Euneika Rogers-Sipp


Euneika began her career in design as a social entrepreneur in 1990 with a group of apparel industry activists called "No Logo" of Oxfam International in London, England where she was a student studying Fashion Design. Returning to the United States in 1993, she launched her first hybrid business, the social enterprise non-profit Refashion Network in Atlanta, Georgia, and the for-profit recycled clothing company, CARE-WEAR investing its profits into sustainable apparel production, education, and advocacy.
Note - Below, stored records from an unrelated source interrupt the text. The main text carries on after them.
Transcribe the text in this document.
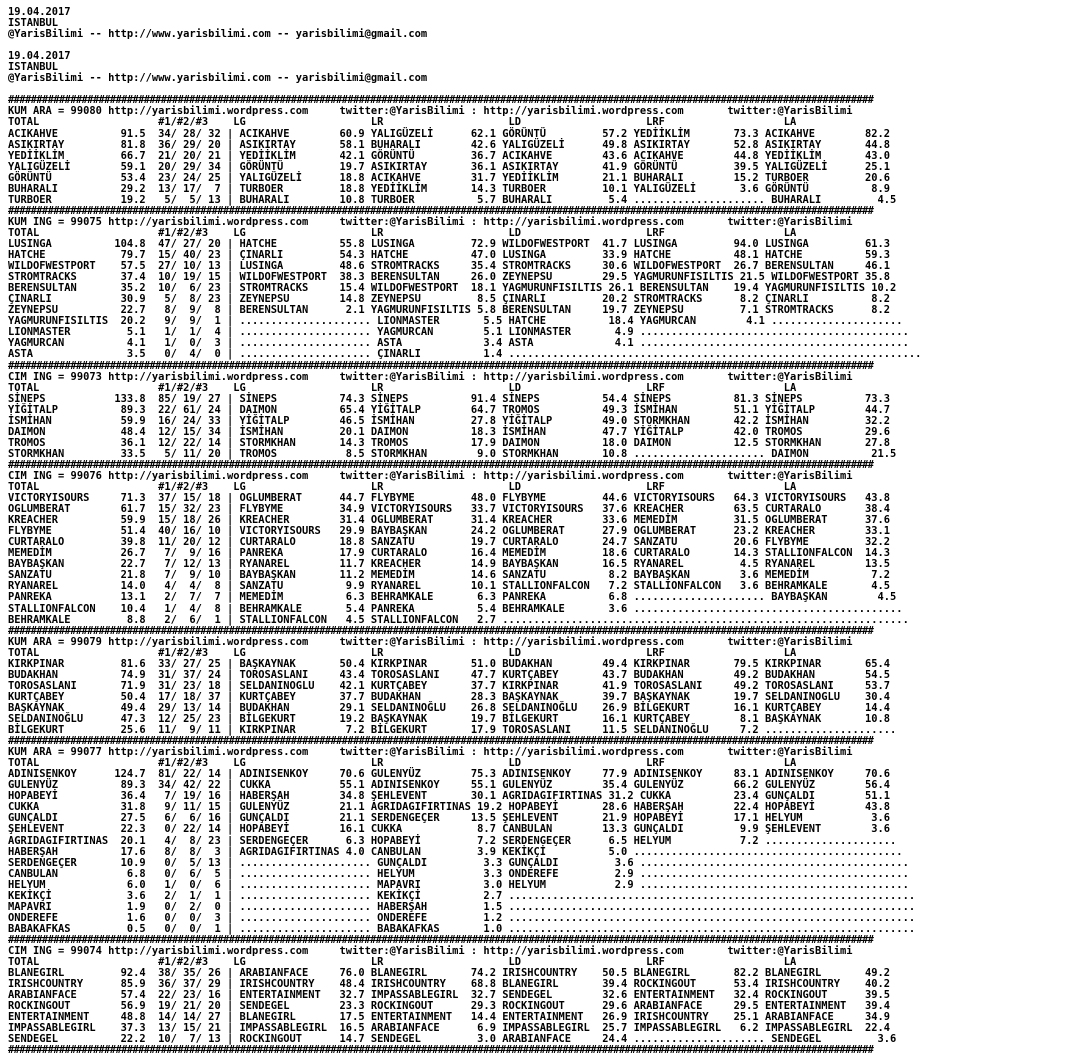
19.04.2017
ISTANBUL
@YarisBilimi -- http://www.yarisbilimi.com -- yarisbilimi@gmail.com

19.04.2017
ISTANBUL
@YarisBilimi -- http://www.yarisbilimi.com -- yarisbilimi@gmail.com

#########################################################################################################################################################
KUM ARA = 99080 http://yarisbilimi.wordpress.com     twitter:@YarisBilimi : http://yarisbilimi.wordpress.com       twitter:@YarisBilimi
TOTAL                   #1/#2/#3    LG                    LR                    LD                    LRF                   LA
ACIKAHVE          91.5  34/ 28/ 32 | ACIKAHVE        60.9 YALIGÜZELİ      62.1 GÖRÜNTÜ         57.2 YEDİİKLİM       73.3 ACIKAHVE        82.2
ASIKIRTAY         81.8  36/ 29/ 20 | ASIKIRTAY       58.1 BUHARALI        42.6 YALIGÜZELİ      49.8 ASIKIRTAY       52.8 ASIKIRTAY       44.8
YEDİİKLİM         66.7  21/ 20/ 21 | YEDİİKLİM       42.1 GÖRÜNTÜ         36.7 ACIKAHVE        43.6 ACIKAHVE        44.8 YEDİİKLİM       43.0
YALIGÜZELİ        59.1  20/ 29/ 34 | GÖRÜNTÜ         19.7 ASIKIRTAY       36.1 ASIKIRTAY       41.9 GÖRÜNTÜ         39.5 YALIGÜZELİ      25.1
GÖRÜNTÜ           53.4  23/ 24/ 25 | YALIGÜZELİ      18.8 ACIKAHVE        31.7 YEDİİKLİM       21.1 BUHARALI        15.2 TURBOER         20.6
BUHARALI          29.2  13/ 17/  7 | TURBOER         18.8 YEDİİKLİM       14.3 TURBOER         10.1 YALIGÜZELİ       3.6 GÖRÜNTÜ          8.9
TURBOER           19.2   5/  5/ 13 | BUHARALI        10.8 TURBOER          5.7 BUHARALI         5.4 ..................... BUHARALI         4.5
#########################################################################################################################################################
KUM ING = 99075 http://yarisbilimi.wordpress.com     twitter:@YarisBilimi : http://yarisbilimi.wordpress.com       twitter:@YarisBilimi
TOTAL                   #1/#2/#3    LG                    LR                    LD                    LRF                   LA
LUSINGA          104.8  47/ 27/ 20 | HATCHE          55.8 LUSINGA         72.9 WILDOFWESTPORT  41.7 LUSINGA         94.0 LUSINGA         61.3
HATCHE            79.7  15/ 40/ 23 | ÇINARLI         54.3 HATCHE          47.0 LUSINGA         33.9 HATCHE          48.1 HATCHE          59.3
WILDOFWESTPORT    57.5  27/ 10/ 13 | LUSINGA         48.6 STROMTRACKS     35.4 STROMTRACKS     30.6 WILDOFWESTPORT  26.7 BERENSULTAN     46.1
STROMTRACKS       37.4  10/ 19/ 15 | WILDOFWESTPORT  38.3 BERENSULTAN     26.0 ZEYNEPSU        29.5 YAGMURUNFISILTIS 21.5 WILDOFWESTPORT 35.8
BERENSULTAN       35.2  10/  6/ 23 | STROMTRACKS     15.4 WILDOFWESTPORT  18.1 YAGMURUNFISILTIS 26.1 BERENSULTAN    19.4 YAGMURUNFISILTIS 10.2
ÇINARLI           30.9   5/  8/ 23 | ZEYNEPSU        14.8 ZEYNEPSU         8.5 ÇINARLI         20.2 STROMTRACKS      8.2 ÇINARLI          8.2
ZEYNEPSU          22.7   8/  9/  8 | BERENSULTAN      2.1 YAGMURUNFISILTIS 5.8 BERENSULTAN     19.7 ZEYNEPSU         7.1 STROMTRACKS      8.2
YAGMURUNFISILTIS  20.2   9/  9/  1 | ..................... LIONMASTER       5.5 HATCHE          18.4 YAGMURCAN        4.1 .....................
LIONMASTER         5.1   1/  1/  4 | ..................... YAGMURCAN        5.1 LIONMASTER       4.9 ...........................................
YAGMURCAN          4.1   1/  0/  3 | ..................... ASTA             3.4 ASTA             4.1 ...........................................
ASTA               3.5   0/  4/  0 | ..................... ÇINARLI          1.4 ..................................................................
#########################################################################################################################################################
CIM ING = 99073 http://yarisbilimi.wordpress.com     twitter:@YarisBilimi : http://yarisbilimi.wordpress.com       twitter:@YarisBilimi
TOTAL                   #1/#2/#3    LG                    LR                    LD                    LRF                   LA
SİNEPS           133.8  85/ 19/ 27 | SİNEPS          74.3 SİNEPS          91.4 SİNEPS          54.4 SİNEPS          81.3 SİNEPS          73.3
YİĞİTALP          89.3  22/ 61/ 24 | DAIMON          65.4 YİĞİTALP        64.7 TROMOS          49.3 İSMİHAN         51.1 YİĞİTALP        44.7
İSMİHAN           59.9  16/ 24/ 33 | YİĞİTALP        46.5 İSMİHAN         27.8 YİĞİTALP        49.0 STORMKHAN       42.2 İSMİHAN         32.2
DAIMON            48.4  12/ 15/ 34 | İSMİHAN         20.1 DAIMON          18.3 İSMİHAN         47.7 YİĞİTALP        42.0 TROMOS          29.6
TROMOS            36.1  12/ 22/ 14 | STORMKHAN       14.3 TROMOS          17.9 DAIMON          18.0 DAIMON          12.5 STORMKHAN       27.8
STORMKHAN         33.5   5/ 11/ 20 | TROMOS           8.5 STORMKHAN        9.0 STORMKHAN       10.8 ..................... DAIMON          21.5
#########################################################################################################################################################
CIM ING = 99076 http://yarisbilimi.wordpress.com     twitter:@YarisBilimi : http://yarisbilimi.wordpress.com       twitter:@YarisBilimi
TOTAL                   #1/#2/#3    LG                    LR                    LD                    LRF                   LA
VICTORYISOURS     71.3  37/ 15/ 18 | OGLUMBERAT      44.7 FLYBYME         48.0 FLYBYME         44.6 VICTORYISOURS   64.3 VICTORYISOURS   43.8
OGLUMBERAT        61.7  15/ 32/ 23 | FLYBYME         34.9 VICTORYISOURS   33.7 VICTORYISOURS   37.6 KREACHER        63.5 CURTARALO       38.4
KREACHER          59.9  15/ 18/ 26 | KREACHER        31.4 OGLUMBERAT      31.4 KREACHER        33.6 MEMEDİM         31.5 OGLUMBERAT      37.6
FLYBYME           51.4  40/ 16/ 10 | VICTORYISOURS   29.9 BAYBAŞKAN       24.2 OGLUMBERAT      27.9 OGLUMBERAT      23.2 KREACHER        33.1
CURTARALO         39.8  11/ 20/ 12 | CURTARALO       18.8 SANZATU         19.7 CURTARALO       24.7 SANZATU         20.6 FLYBYME         32.2
MEMEDİM           26.7   7/  9/ 16 | PANREKA         17.9 CURTARALO       16.4 MEMEDİM         18.6 CURTARALO       14.3 STALLIONFALCON  14.3
BAYBAŞKAN         22.7   7/ 12/ 13 | RYANAREL        11.7 KREACHER        14.9 BAYBAŞKAN       16.5 RYANAREL         4.5 RYANAREL        13.5
SANZATU           21.8   7/  9/ 10 | BAYBAŞKAN       11.2 MEMEDİM         14.6 SANZATU          8.2 BAYBAŞKAN        3.6 MEMEDİM          7.2
RYANAREL          14.0   4/  4/  8 | SANZATU          9.9 RYANAREL        10.1 STALLIONFALCON   7.2 STALLIONFALCON   3.6 BEHRAMKALE       4.5
PANREKA           13.1   2/  7/  7 | MEMEDİM          6.3 BEHRAMKALE       6.3 PANREKA          6.8 ..................... BAYBAŞKAN        4.5
STALLIONFALCON    10.4   1/  4/  8 | BEHRAMKALE       5.4 PANREKA          5.4 BEHRAMKALE       3.6 ...........................................
BEHRAMKALE         8.8   2/  6/  1 | STALLIONFALCON   4.5 STALLIONFALCON   2.7 .................................................................
#########################################################################################################################################################
KUM ARA = 99079 http://yarisbilimi.wordpress.com     twitter:@YarisBilimi : http://yarisbilimi.wordpress.com       twitter:@YarisBilimi
TOTAL                   #1/#2/#3    LG                    LR                    LD                    LRF                   LA
KIRKPINAR         81.6  33/ 27/ 25 | BAŞKAYNAK       50.4 KIRKPINAR       51.0 BUDAKHAN        49.4 KIRKPINAR       79.5 KIRKPINAR       65.4
BUDAKHAN          74.9  31/ 37/ 24 | TOROSASLANI     43.4 TOROSASLANI     47.7 KURTÇABEY       43.7 BUDAKHAN        49.2 BUDAKHAN        54.5
TOROSASLANI       71.9  31/ 23/ 18 | SELDANINOGLU    42.1 KURTÇABEY       37.7 KIRKPINAR       41.9 TOROSASLANI     49.2 TOROSASLANI     53.7
KURTÇABEY         50.4  17/ 18/ 37 | KURTÇABEY       37.7 BUDAKHAN        28.3 BAŞKAYNAK       39.7 BAŞKAYNAK       19.7 SELDANINOGLU    30.4
BAŞKAYNAK         49.4  29/ 13/ 14 | BUDAKHAN        29.1 SELDANINOĞLU    26.8 SELDANINOĞLU    26.9 BİLGEKURT       16.1 KURTÇABEY       14.4
SELDANINOĞLU      47.3  12/ 25/ 23 | BİLGEKURT       19.2 BAŞKAYNAK       19.7 BİLGEKURT       16.1 KURTÇABEY        8.1 BAŞKAYNAK       10.8
BİLGEKURT         25.6  11/  9/ 11 | KIRKPINAR        7.2 BİLGEKURT       17.9 TOROSASLANI     11.5 SELDANINOĞLU     7.2 .....................
#########################################################################################################################################################
KUM ARA = 99077 http://yarisbilimi.wordpress.com     twitter:@YarisBilimi : http://yarisbilimi.wordpress.com       twitter:@YarisBilimi
TOTAL                   #1/#2/#3    LG                    LR                    LD                    LRF                   LA
ADINISENKOY      124.7  81/ 22/ 14 | ADINISENKOY     70.6 GULENYÜZ        75.3 ADINISENKOY     77.9 ADINISENKOY     83.1 ADINISENKOY     70.6
GULENYÜZ          89.3  34/ 42/ 22 | CUKKA           55.1 ADINISENKOY     55.1 GULENYÜZ        35.4 GULENYÜZ        66.2 GULENYÜZ        56.4
HOPABEYİ          36.4   7/ 19/ 16 | HABERŞAH        34.8 ŞEHLEVENT       30.1 AGRIDAGIFIRTINAS 31.2 CUKKA          23.4 GUNÇALDI        51.1
CUKKA             31.8   9/ 11/ 15 | GULENYÜZ        21.1 AGRIDAGIFIRTINAS 19.2 HOPABEYİ       28.6 HABERŞAH        22.4 HOPABEYİ        43.8
GUNÇALDI          27.5   6/  6/ 16 | GUNÇALDI        21.1 SERDENGEÇER     13.5 ŞEHLEVENT       21.9 HOPABEYİ        17.1 HELYUM           3.6
ŞEHLEVENT         22.3   0/ 22/ 14 | HOPABEYİ        16.1 CUKKA            8.7 CANBULAN        13.3 GUNÇALDI         9.9 ŞEHLEVENT        3.6
AGRIDAGIFIRTINAS  20.1   4/  8/ 23 | SERDENGEÇER      6.3 HOPABEYİ         7.2 SERDENGEÇER      6.5 HELYUM           7.2 .....................
HABERŞAH          17.6   8/  8/  3 | AGRIDAGIFIRTINAS 4.0 CANBULAN         3.9 KEKİKÇİ          5.0 ...........................................
SERDENGEÇER       10.9   0/  5/ 13 | ..................... GUNÇALDI         3.3 GUNÇALDI         3.6 ...........................................
CANBULAN           6.8   0/  6/  5 | ..................... HELYUM           3.3 ONDEREFE         2.9 ...........................................
HELYUM             6.0   1/  0/  6 | ..................... MAPAVRI          3.0 HELYUM           2.9 ...........................................
KEKİKÇİ            3.6   2/  1/  1 | ..................... KEKİKÇİ          2.7 .................................................................
MAPAVRI            1.9   0/  2/  0 | ..................... HABERŞAH         1.5 .................................................................
ONDEREFE           1.6   0/  0/  3 | ..................... ONDEREFE         1.2 .................................................................
BABAKAFKAS         0.5   0/  0/  1 | ..................... BABAKAFKAS       1.0 .................................................................
#########################################################################################################################################################
CIM ING = 99074 http://yarisbilimi.wordpress.com     twitter:@YarisBilimi : http://yarisbilimi.wordpress.com       twitter:@YarisBilimi
TOTAL                   #1/#2/#3    LG                    LR                    LD                    LRF                   LA
BLANEGIRL         92.4  38/ 35/ 26 | ARABIANFACE     76.0 BLANEGIRL       74.2 IRISHCOUNTRY    50.5 BLANEGIRL       82.2 BLANEGIRL       49.2
IRISHCOUNTRY      85.9  36/ 37/ 29 | IRISHCOUNTRY    48.4 IRISHCOUNTRY    68.8 BLANEGIRL       39.4 ROCKINGOUT      53.4 IRISHCOUNTRY    40.2
ARABIANFACE       57.4  22/ 23/ 16 | ENTERTAINMENT   32.7 IMPASSABLEGIRL  32.7 SENDEGEL        32.6 ENTERTAINMENT   32.4 ROCKINGOUT      39.5
ROCKINGOUT        56.9  19/ 21/ 20 | SENDEGEL        23.3 ROCKINGOUT      29.3 ROCKINGOUT      29.6 ARABIANFACE     29.5 ENTERTAINMENT   39.4
ENTERTAINMENT     48.8  14/ 14/ 27 | BLANEGIRL       17.5 ENTERTAINMENT   14.4 ENTERTAINMENT   26.9 IRISHCOUNTRY    25.1 ARABIANFACE     34.9
IMPASSABLEGIRL    37.3  13/ 15/ 21 | IMPASSABLEGIRL  16.5 ARABIANFACE      6.9 IMPASSABLEGIRL  25.7 IMPASSABLEGIRL   6.2 IMPASSABLEGIRL  22.4
SENDEGEL          22.2  10/  7/ 13 | ROCKINGOUT      14.7 SENDEGEL         3.0 ARABIANFACE     24.4 ..................... SENDEGEL         3.6
#########################################################################################################################################################
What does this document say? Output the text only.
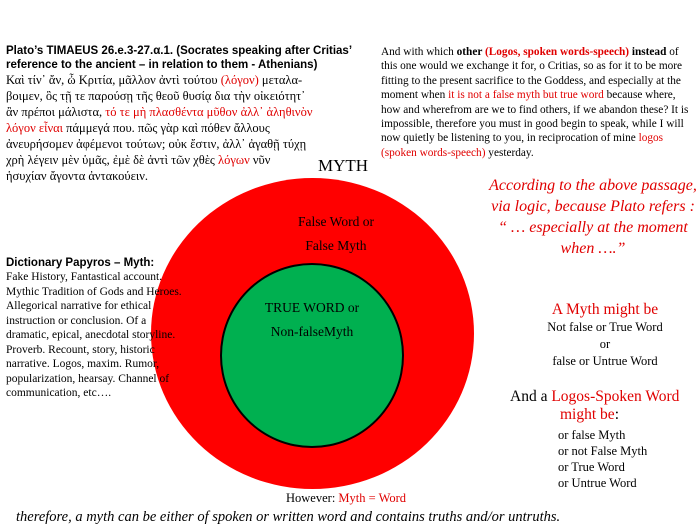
Plato’s TIMAEUS 26.e.3-27.α.1. (Socrates speaking after Critias’ reference to the ancient – in relation to them - Athenians)
Καὶ τίν᾽ ἄν, ὦ Κριτία, μᾶλλον ἀντὶ τούτου (λόγον) μεταλα-
βοιμεν, ὃς τῇ τε παρούσῃ τῆς θεοῦ θυσίᾳ δια τὴν οἰκειότητ᾽
ἂν πρέποι μάλιστα, τό τε μὴ πλασθέντα μῦθον ἀλλ᾽ ἀληθινὸν
λόγον εἶναι πάμμεγά που. πῶς γὰρ καὶ πόθεν ἄλλους
ἀνευρήσομεν ἀφέμενοι τούτων; οὐκ ἔστιν, ἀλλ᾽ ἀγαθῇ τύχῃ
χρὴ λέγειν μὲν ὑμᾶς, ἐμὲ δὲ ἀντὶ τῶν χθὲς λόγων νῦν
ἡσυχίαν ἄγοντα ἀντακούειν.
And with which other (Logos, spoken words-speech) instead of this one would we exchange it for, o Critias, so as for it to be more fitting to the present sacrifice to the Goddess, and especially at the moment when it is not a false myth but true word because where, how and wherefrom are we to find others, if we abandon these? It is impossible, therefore you must in good begin to speak, while I will now quietly be listening to you, in reciprocation of mine logos (spoken words-speech) yesterday.
MYTH
False Word or
False Myth
TRUE WORD or
Non-falseMyth
According to the above passage, via logic, because Plato refers : “ … especially at the moment when ….”
Dictionary Papyros – Myth:
Fake History, Fantastical account. Mythic Tradition of Gods and Heroes. Allegorical narrative for ethical instruction or conclusion. Of a dramatic, epical, anecdotal storyline. Proverb. Recount, story, historic narrative. Logos, maxim. Rumor, popularization, hearsay. Channel of communication, etc….
A Myth might be
Not false or True Word
or
false or Untrue Word
And a Logos-Spoken Word
might be:
or false Myth
or not False Myth
or True Word
or Untrue Word
However: Myth = Word
therefore, a myth can be either of spoken or written word and contains truths and/or untruths.
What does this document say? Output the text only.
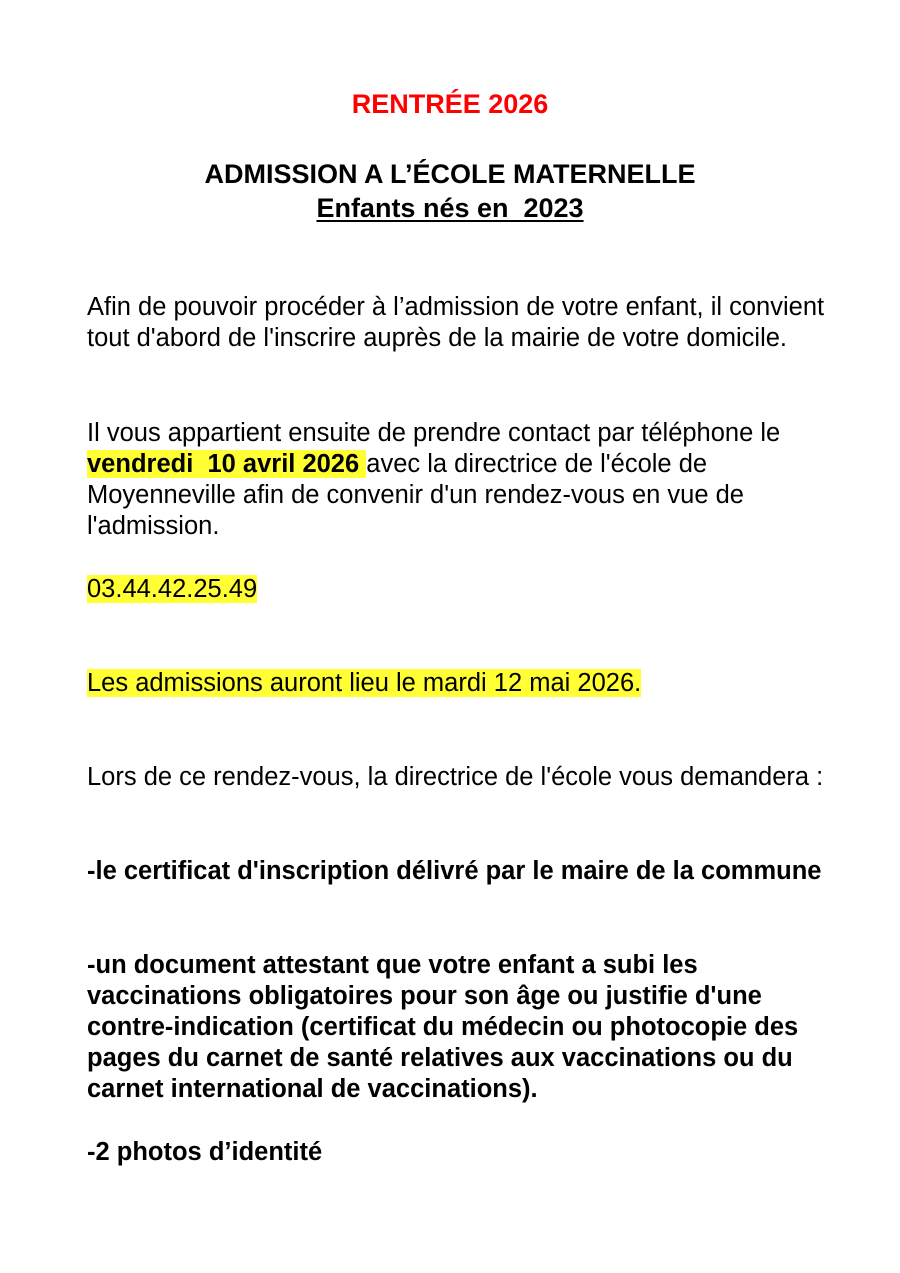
RENTRÉE 2026
ADMISSION A L’ÉCOLE MATERNELLE
Enfants nés en  2023
Afin de pouvoir procéder à l’admission de votre enfant, il convient tout d'abord de l'inscrire auprès de la mairie de votre domicile.
Il vous appartient ensuite de prendre contact par téléphone le vendredi  10 avril 2026 avec la directrice de l'école de Moyenneville afin de convenir d'un rendez-vous en vue de l'admission.
03.44.42.25.49
Les admissions auront lieu le mardi 12 mai 2026.
Lors de ce rendez-vous, la directrice de l'école vous demandera :
-le certificat d'inscription délivré par le maire de la commune
-un document attestant que votre enfant a subi les vaccinations obligatoires pour son âge ou justifie d'une contre-indication (certificat du médecin ou photocopie des pages du carnet de santé relatives aux vaccinations ou du carnet international de vaccinations).
-2 photos d’identité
Over 20+ years working across multiple disciplines in Film, Fashion, Fine Art, and Music, her works have been seen on MTV, BET, and Entertainment Weekly and in magazines such as Vibe, Trace, Source, and Rolling Stone.  Her current practice is specifically purposed to end persistent poverty in African American rural home towns by way of sustainable community and economic development. As the Founder of Sustainable Rural Regenerative Enterprises for Families (SURREF) and Sustainable Enterprise Development at the Black Belt Community Based Tourism Network (BBCBTN), she uses unconventional community engagement platforms to connect families to regenerative forms of development, agricultural design, and rural land use planning in the Black Belt of the Southern United States.  A historically oppressed region where the majority of residents have been disproportionately subjected to toxins and environmental degradation, land loss and residential segregation, she leads design development efforts that reflect local cultural production and vernacular traditions, preserve healthy land use, and reduce family vulnerability. Euneika is a 2015-2016 Harvard Graduate School of Design Loeb Fellow; she holds a joint fellowship (2015) with the Business Alliance for Local Living Economies (BALLE) and has a certificate of Community and Regional Development from the University of California Davis. She is currently working on her first book, a memoir of stories and insights from two decades of personal experience in social responsibility and design activism in America.